OK then…what is Jesus asking of us when he tells us to forgive each other again and again and again and again?

  • In her popular memoir…Traveling Mercies…Anne Lamott writes that withholding forgiveness is like drinking rat poison and then waiting for the rat to die.
  • Nora Gallagher writes: “Forgiveness is a way to unburden oneself from the constant pressure of rewriting the past.”
  • Henri Nouwen writes: “Forgiveness is the name of love practiced among people who love poorly.
  • The hard truth is that all people love poorly…and so we need to forgive and be forgiven every day…every hour increasingly.
  • Forgiveness is the great work of love among the fellowship of the weak that is the human family.”
 

If these writers are correct…then I think forgiveness is choosing to front love instead of resentment.

  • If I am consumed with my own pain…if I have made injury my identity…
  • If I insist on weaponizing my well-deserved anger in every interaction I have with people who hurt me…
  • Then I’m drinking poison…
  • And the poison will kill me long before it does anything to my abusers.
  • To choose forgiveness is to release myself from the tyranny of my bitterness.
  • To trust that my longing for justice is known to God.
  • To cast my hunger for healing deep into Christ’s heart.
  • Because healing belongs to him…
  • And he is the only one powerful enough to secure it.

 

Retaliation or holding onto anger about the harm done to us does not combat evil…it feeds it.

  • Because in the end…if we are not careful…we can absorb the worst of our enemy…and start to become them.
  • So then…forgiveness is a way of wielding bolt-cutters…
  • And snapping the chains that shackle us?
  • Forgiveness is saying: “What you did was so not okay…I refuse to be connected to it anymore.”

 

Forgiveness is about being a freedom fighter.

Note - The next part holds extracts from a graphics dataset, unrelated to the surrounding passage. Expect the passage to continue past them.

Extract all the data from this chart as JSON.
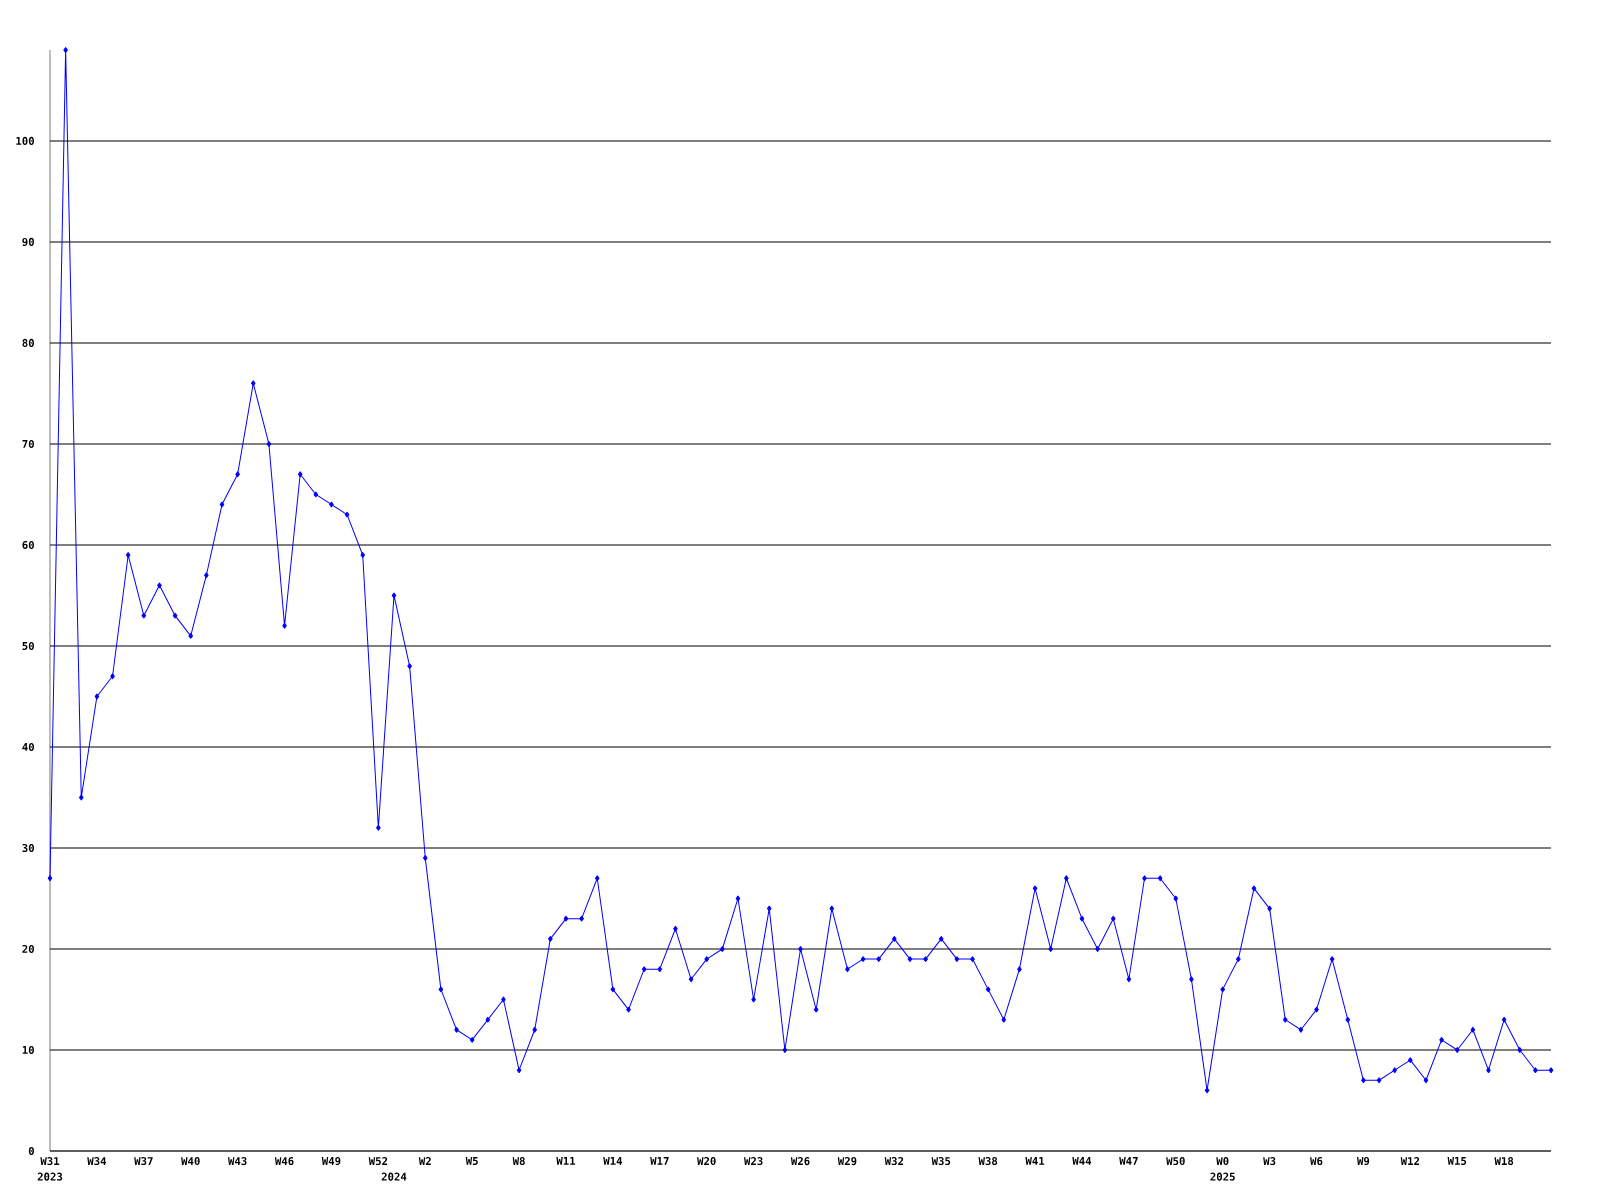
{
  "chart_data": {
    "type": "line",
    "color": "#0000ff",
    "marker": "diamond",
    "line_style": "solid",
    "grid": "y",
    "x": [
      "2023-07-31",
      "2023-08-07",
      "2023-08-14",
      "2023-08-21",
      "2023-08-28",
      "2023-09-04",
      "2023-09-11",
      "2023-09-18",
      "2023-09-25",
      "2023-10-02",
      "2023-10-09",
      "2023-10-16",
      "2023-10-23",
      "2023-10-30",
      "2023-11-06",
      "2023-11-13",
      "2023-11-20",
      "2023-11-27",
      "2023-12-04",
      "2023-12-11",
      "2023-12-18",
      "2023-12-25",
      "2024-01-01",
      "2024-01-08",
      "2024-01-15",
      "2024-01-22",
      "2024-01-29",
      "2024-02-05",
      "2024-02-12",
      "2024-02-19",
      "2024-02-26",
      "2024-03-04",
      "2024-03-11",
      "2024-03-18",
      "2024-03-25",
      "2024-04-01",
      "2024-04-08",
      "2024-04-15",
      "2024-04-22",
      "2024-04-29",
      "2024-05-06",
      "2024-05-13",
      "2024-05-20",
      "2024-05-27",
      "2024-06-03",
      "2024-06-10",
      "2024-06-17",
      "2024-06-24",
      "2024-07-01",
      "2024-07-08",
      "2024-07-15",
      "2024-07-22",
      "2024-07-29",
      "2024-08-05",
      "2024-08-12",
      "2024-08-19",
      "2024-08-26",
      "2024-09-02",
      "2024-09-09",
      "2024-09-16",
      "2024-09-23",
      "2024-09-30",
      "2024-10-07",
      "2024-10-14",
      "2024-10-21",
      "2024-10-28",
      "2024-11-04",
      "2024-11-11",
      "2024-11-18",
      "2024-11-25",
      "2024-12-02",
      "2024-12-09",
      "2024-12-16",
      "2024-12-23",
      "2024-12-30",
      "2025-01-06",
      "2025-01-13",
      "2025-01-20",
      "2025-01-27",
      "2025-02-03",
      "2025-02-10",
      "2025-02-17",
      "2025-02-24",
      "2025-03-03",
      "2025-03-10",
      "2025-03-17",
      "2025-03-24",
      "2025-03-31",
      "2025-04-07",
      "2025-04-14",
      "2025-04-21",
      "2025-04-28",
      "2025-05-05",
      "2025-05-12",
      "2025-05-19",
      "2025-05-26",
      "2025-06-02"
    ],
    "values": [
      27,
      109,
      35,
      45,
      47,
      59,
      53,
      56,
      53,
      51,
      57,
      64,
      67,
      76,
      70,
      52,
      67,
      65,
      64,
      63,
      59,
      32,
      55,
      48,
      29,
      16,
      12,
      11,
      13,
      15,
      8,
      12,
      21,
      23,
      23,
      27,
      16,
      14,
      18,
      18,
      22,
      17,
      19,
      20,
      25,
      15,
      24,
      10,
      20,
      14,
      24,
      18,
      19,
      19,
      21,
      19,
      19,
      21,
      19,
      19,
      16,
      13,
      18,
      26,
      20,
      27,
      23,
      20,
      23,
      17,
      27,
      27,
      25,
      17,
      6,
      16,
      19,
      26,
      24,
      13,
      12,
      14,
      19,
      13,
      7,
      7,
      8,
      9,
      7,
      11,
      10,
      12,
      8,
      13,
      10,
      8,
      8
    ],
    "xlim": [
      "2023-07-31",
      "2025-06-02"
    ],
    "xticks": [
      {
        "value": "2023-07-31",
        "label": "W31"
      },
      {
        "value": "2023-08-21",
        "label": "W34"
      },
      {
        "value": "2023-09-11",
        "label": "W37"
      },
      {
        "value": "2023-10-02",
        "label": "W40"
      },
      {
        "value": "2023-10-23",
        "label": "W43"
      },
      {
        "value": "2023-11-13",
        "label": "W46"
      },
      {
        "value": "2023-12-04",
        "label": "W49"
      },
      {
        "value": "2023-12-25",
        "label": "W52"
      },
      {
        "value": "2024-01-15",
        "label": "W2"
      },
      {
        "value": "2024-02-05",
        "label": "W5"
      },
      {
        "value": "2024-02-26",
        "label": "W8"
      },
      {
        "value": "2024-03-18",
        "label": "W11"
      },
      {
        "value": "2024-04-08",
        "label": "W14"
      },
      {
        "value": "2024-04-29",
        "label": "W17"
      },
      {
        "value": "2024-05-20",
        "label": "W20"
      },
      {
        "value": "2024-06-10",
        "label": "W23"
      },
      {
        "value": "2024-07-01",
        "label": "W26"
      },
      {
        "value": "2024-07-22",
        "label": "W29"
      },
      {
        "value": "2024-08-12",
        "label": "W32"
      },
      {
        "value": "2024-09-02",
        "label": "W35"
      },
      {
        "value": "2024-09-23",
        "label": "W38"
      },
      {
        "value": "2024-10-14",
        "label": "W41"
      },
      {
        "value": "2024-11-04",
        "label": "W44"
      },
      {
        "value": "2024-11-25",
        "label": "W47"
      },
      {
        "value": "2024-12-16",
        "label": "W50"
      },
      {
        "value": "2025-01-06",
        "label": "W0"
      },
      {
        "value": "2025-01-27",
        "label": "W3"
      },
      {
        "value": "2025-02-17",
        "label": "W6"
      },
      {
        "value": "2025-03-10",
        "label": "W9"
      },
      {
        "value": "2025-03-31",
        "label": "W12"
      },
      {
        "value": "2025-04-21",
        "label": "W15"
      },
      {
        "value": "2025-05-12",
        "label": "W18"
      }
    ],
    "ylim": [
      0,
      109
    ],
    "yticks": [
      0,
      10,
      20,
      30,
      40,
      50,
      60,
      70,
      80,
      90,
      100
    ],
    "annotations": [
      "2023",
      "2024",
      "2025"
    ]
  }
}
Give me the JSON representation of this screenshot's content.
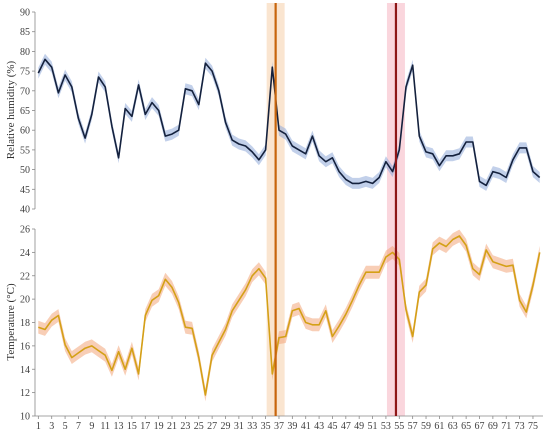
{
  "chart_data": [
    {
      "type": "line",
      "ylabel": "Relative humidity (%)",
      "ylim": [
        40,
        90
      ],
      "yticks": [
        40,
        45,
        50,
        55,
        60,
        65,
        70,
        75,
        80,
        85,
        90
      ],
      "grid": false,
      "series": [
        {
          "color": "#14213d",
          "band_color": "#8fa9d9",
          "values": [
            74.5,
            78,
            76,
            69.5,
            74,
            71,
            63,
            58,
            64,
            73.5,
            71,
            61,
            53,
            65.5,
            63.5,
            71.5,
            64,
            67,
            65,
            58.5,
            59,
            60,
            70.5,
            70,
            66.5,
            77,
            75,
            70,
            62,
            57.5,
            56.5,
            56,
            54.5,
            52.5,
            55,
            76,
            60,
            59,
            56,
            55,
            54,
            58.5,
            53.5,
            52,
            53,
            49.5,
            47.5,
            46.5,
            46.5,
            47,
            46.5,
            48,
            52,
            49.5,
            55,
            71,
            76.5,
            58.5,
            54.5,
            54,
            51,
            53.5,
            53.5,
            54,
            57,
            57,
            47,
            46,
            49.5,
            49,
            48,
            52.5,
            55.5,
            55.5,
            49.5,
            48
          ]
        }
      ]
    },
    {
      "type": "line",
      "xlabel": "",
      "ylabel": "Temperature (°C)",
      "ylim": [
        10,
        26
      ],
      "yticks": [
        10,
        12,
        14,
        16,
        18,
        20,
        22,
        24,
        26
      ],
      "categories": [
        1,
        2,
        3,
        4,
        5,
        6,
        7,
        8,
        9,
        10,
        11,
        12,
        13,
        14,
        15,
        16,
        17,
        18,
        19,
        20,
        21,
        22,
        23,
        24,
        25,
        26,
        27,
        28,
        29,
        30,
        31,
        32,
        33,
        34,
        35,
        36,
        37,
        38,
        39,
        40,
        41,
        42,
        43,
        44,
        45,
        46,
        47,
        48,
        49,
        50,
        51,
        52,
        53,
        54,
        55,
        56,
        57,
        58,
        59,
        60,
        61,
        62,
        63,
        64,
        65,
        66,
        67,
        68,
        69,
        70,
        71,
        72,
        73,
        74,
        75,
        76
      ],
      "xtick_labels": [
        "1",
        "3",
        "5",
        "7",
        "9",
        "11",
        "13",
        "15",
        "17",
        "19",
        "21",
        "23",
        "25",
        "27",
        "29",
        "31",
        "33",
        "35",
        "37",
        "39",
        "41",
        "43",
        "45",
        "47",
        "49",
        "51",
        "53",
        "55",
        "57",
        "59",
        "61",
        "63",
        "65",
        "67",
        "69",
        "71",
        "73",
        "75"
      ],
      "grid": false,
      "series": [
        {
          "color": "#d4a017",
          "band_color": "#f2a67a",
          "values": [
            17.6,
            17.4,
            18.2,
            18.6,
            16.1,
            15,
            15.4,
            15.8,
            16,
            15.6,
            15.2,
            13.9,
            15.5,
            14,
            15.8,
            13.6,
            18.6,
            19.9,
            20.3,
            21.7,
            21,
            19.7,
            17.6,
            17.5,
            15,
            11.8,
            15.2,
            16.3,
            17.4,
            19,
            19.9,
            20.8,
            22,
            22.6,
            21.8,
            13.6,
            16.7,
            16.8,
            19,
            19.2,
            18,
            17.8,
            17.8,
            19,
            16.8,
            17.7,
            18.7,
            19.9,
            21.2,
            22.3,
            22.3,
            22.3,
            23.6,
            24,
            23.4,
            19.1,
            16.8,
            20.6,
            21.2,
            24.3,
            24.8,
            24.5,
            25.1,
            25.4,
            24.6,
            22.6,
            22.1,
            24.2,
            23.2,
            23,
            22.8,
            22.9,
            19.9,
            18.9,
            21.2,
            24
          ]
        }
      ]
    }
  ],
  "events": [
    {
      "x": 36.5,
      "line_color": "#c8650c",
      "band_color": "#f8dcc0"
    },
    {
      "x": 54.5,
      "line_color": "#8e1616",
      "band_color": "#f8c8d2"
    }
  ]
}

  • Free people are not controlled by the past.
  • Free people laugh more than others.
  • Free people see beauty where others do not.
  • Free people are not easily offended.
  • Free people are not afraid to speak the truth.
  • Free people are not chained to resentments.
  • Free people are released to practice love…joy…peace…patience…
  • Kindness…goodness…faithfulness…gentleness and self-control.